Whether you want to prevent Alzheimer’s, depression or a heart attack, or simply have a smarter baby, eating seafood can help, according to well-established research. Now the goal is to eat even more. Recently, the Dietary Guidelines for Americans recommended a diet with a variety of nutrient-dense protein options, which includes an increase in the amount of seafood consumed. In fact, research has shown that eating seafood literally saves lives. Just two to three servings of fish per week reduces the risk of death from all health-related causes by 17 percent.
The DGA guidelines recommending more fish are echoed by the American Heart Association, based on studies that show that higher levels of omega-3 fatty acids — which are found in fish — reduce the risk of sudden cardiac death by 80 percent to 90 percent. The health benefits you get from eating fish are extraordinary:
- People who include fish in their diet regularly are 20 percent less likely to suffer from depression, which is why The American Psychiatric Association endorses the fatty acids in fish as part of an effective treatment plan.
- On average, people who eat seafood have a 14 percent larger hippocampus, the memory and learning center of the brain. And the stronger your hippocampus is, the less likely you are to be diagnosed with Alzheimer’s.
- Older adults with high levels of omega-3 in their blood live on average 2.2 years longer.
- For expectant mothers who eat seafood twice a week, it has been shown that their babies have a higher IQ by an average of 5.8 points.

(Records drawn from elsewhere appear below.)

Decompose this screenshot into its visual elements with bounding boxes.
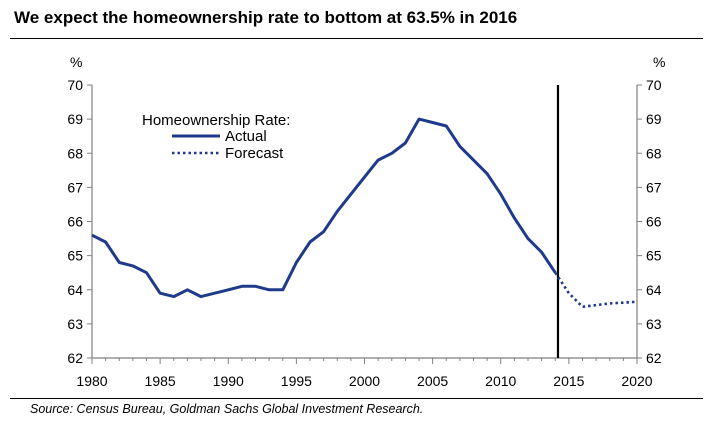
data-point-actual — [432, 122, 434, 124]
source-note: Source: Census Bureau, Goldman Sachs Glo… — [30, 402, 424, 416]
y-tick-label-right: 63 — [646, 316, 662, 332]
data-point-actual — [268, 289, 270, 291]
data-point-actual — [255, 286, 257, 288]
y-tick-label-left: 66 — [67, 214, 83, 230]
data-point-forecast — [609, 303, 611, 305]
x-tick-label: 1985 — [145, 373, 176, 389]
y-tick-label-right: 69 — [646, 111, 662, 127]
data-point-forecast — [582, 306, 584, 308]
data-point-forecast — [554, 272, 556, 274]
chart-title: We expect the homeownership rate to bott… — [14, 8, 518, 27]
data-point-actual — [146, 272, 148, 274]
y-tick-label-right: 70 — [646, 77, 662, 93]
data-point-forecast — [595, 304, 597, 306]
x-tick-label: 2010 — [485, 373, 516, 389]
y-tick-label-left: 65 — [67, 248, 83, 264]
data-point-actual — [105, 241, 107, 243]
data-point-actual — [241, 286, 243, 288]
data-point-actual — [91, 234, 93, 236]
y-tick-label-right: 65 — [646, 248, 662, 264]
x-tick-label: 1995 — [281, 373, 312, 389]
data-point-actual — [118, 262, 120, 264]
y-tick-label-left: 67 — [67, 179, 83, 195]
x-tick-label: 1980 — [76, 373, 107, 389]
data-point-actual — [282, 289, 284, 291]
data-point-actual — [200, 296, 202, 298]
legend-label-actual: Actual — [225, 128, 267, 145]
x-tick-label: 2020 — [621, 373, 652, 389]
y-tick-label-left: 69 — [67, 111, 83, 127]
data-point-actual — [418, 118, 420, 120]
x-tick-label: 1990 — [213, 373, 244, 389]
x-tick-label: 2015 — [553, 373, 584, 389]
data-point-actual — [336, 210, 338, 212]
data-point-actual — [377, 159, 379, 161]
data-point-actual — [514, 217, 516, 219]
title-divider — [10, 38, 703, 39]
data-point-actual — [132, 265, 134, 267]
data-point-actual — [214, 292, 216, 294]
source-divider — [10, 398, 703, 399]
line-chart: % % 62 62 63 63 64 64 65 65 66 66 67 67 68 68 69 69 70 70 19… — [67, 54, 665, 389]
data-point-actual — [405, 142, 407, 144]
x-tick-label: 2000 — [349, 373, 380, 389]
y-tick-label-left: 62 — [67, 350, 83, 366]
y-tick-label-left: 64 — [67, 282, 83, 298]
data-point-actual — [391, 152, 393, 154]
data-point-actual — [445, 125, 447, 127]
y-tick-label-left: 70 — [67, 77, 83, 93]
y-tick-label-left: 68 — [67, 145, 83, 161]
data-point-forecast — [636, 301, 638, 303]
y-axis-unit-right: % — [653, 54, 665, 70]
y-axis-unit-left: % — [70, 54, 82, 70]
data-point-actual — [173, 296, 175, 298]
data-point-actual — [486, 173, 488, 175]
data-point-actual — [309, 241, 311, 243]
data-point-actual — [527, 238, 529, 240]
data-point-actual — [296, 262, 298, 264]
data-point-actual — [500, 193, 502, 195]
chart-axes: % % 62 62 63 63 64 64 65 65 66 66 67 67 68 68 69 69 70 70 19… — [67, 54, 665, 389]
series-line-forecast — [554, 271, 638, 309]
data-point-forecast — [568, 292, 570, 294]
data-point-actual — [350, 193, 352, 195]
data-point-actual — [541, 251, 543, 253]
y-tick-label-right: 67 — [646, 179, 662, 195]
x-tick-label: 2005 — [417, 373, 448, 389]
data-point-actual — [323, 231, 325, 233]
data-point-actual — [227, 289, 229, 291]
data-point-actual — [187, 289, 189, 291]
data-point-actual — [364, 176, 366, 178]
data-point-actual — [459, 146, 461, 148]
y-tick-label-left: 63 — [67, 316, 83, 332]
y-tick-label-right: 64 — [646, 282, 662, 298]
y-tick-label-right: 68 — [646, 145, 662, 161]
legend-title: Homeownership Rate: — [142, 112, 290, 129]
data-point-actual — [159, 292, 161, 294]
y-tick-label-right: 66 — [646, 214, 662, 230]
data-point-forecast — [623, 302, 625, 304]
data-point-actual — [473, 159, 475, 161]
chart-marks — [91, 85, 638, 358]
legend-label-forecast: Forecast — [225, 145, 284, 162]
y-tick-label-right: 62 — [646, 350, 662, 366]
series-line-actual — [91, 117, 557, 299]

Explaining the Health Benefits
So why is seafood so healthy? For starters, eating fish provides a lot of protein without a lot of fat. White-fleshed fish, specifically, has less fat than any other animal protein. And oily fish are very high in omega-3 fatty acids, which are considered good fat. Also, because the human body is unable to produce enough of these nutrients on its own, fish does an outstanding job of picking up the slack.
I recommend eating four ounces of oily fish at least twice a week to my patients. Good choices include:
Also, low-sodium canned tuna, salmon and sardines give you a quick, easy way to get your omega-3s because there’s less prep time.
You can make a quick seafood salad by combining sardines with plain Greek yogurt, lemon juice, Dijon mustard, chopped celery, onion and fresh dill, then serving on top of leafy greens with crudité or stuffed into a whole wheat pita. A single, 4-ounce can of sardines provides 1,300 mg of omega-3 fatty acids, which is over 80 percent of the recommended daily allowance for adults.
You also can swap burgers for tuna and chicken for salmon two or three times a week. It only takes 10 to 15 minutes to bake fish, and there are plenty of healthy recipes available. One of my favorites is to wrap fish in a foil pouch with lemon juice, garlic and any herbs or veggies I’m in the mood for. Even a bit of salsa or pesto will do. Then bake at 450 degrees for 10 minutes, or until the fish flakes easily with a fork.
Those who are vegetarian, vegan or just don’t like fish can take a teaspoon of liquid fish oil daily. There are many flavored options on the market that can be easily added to soups, smoothies or dressings. However you prefer to get your omega-3s, as well as the many additional nutrients in seafood, the benefits are worth any extra effort it might take.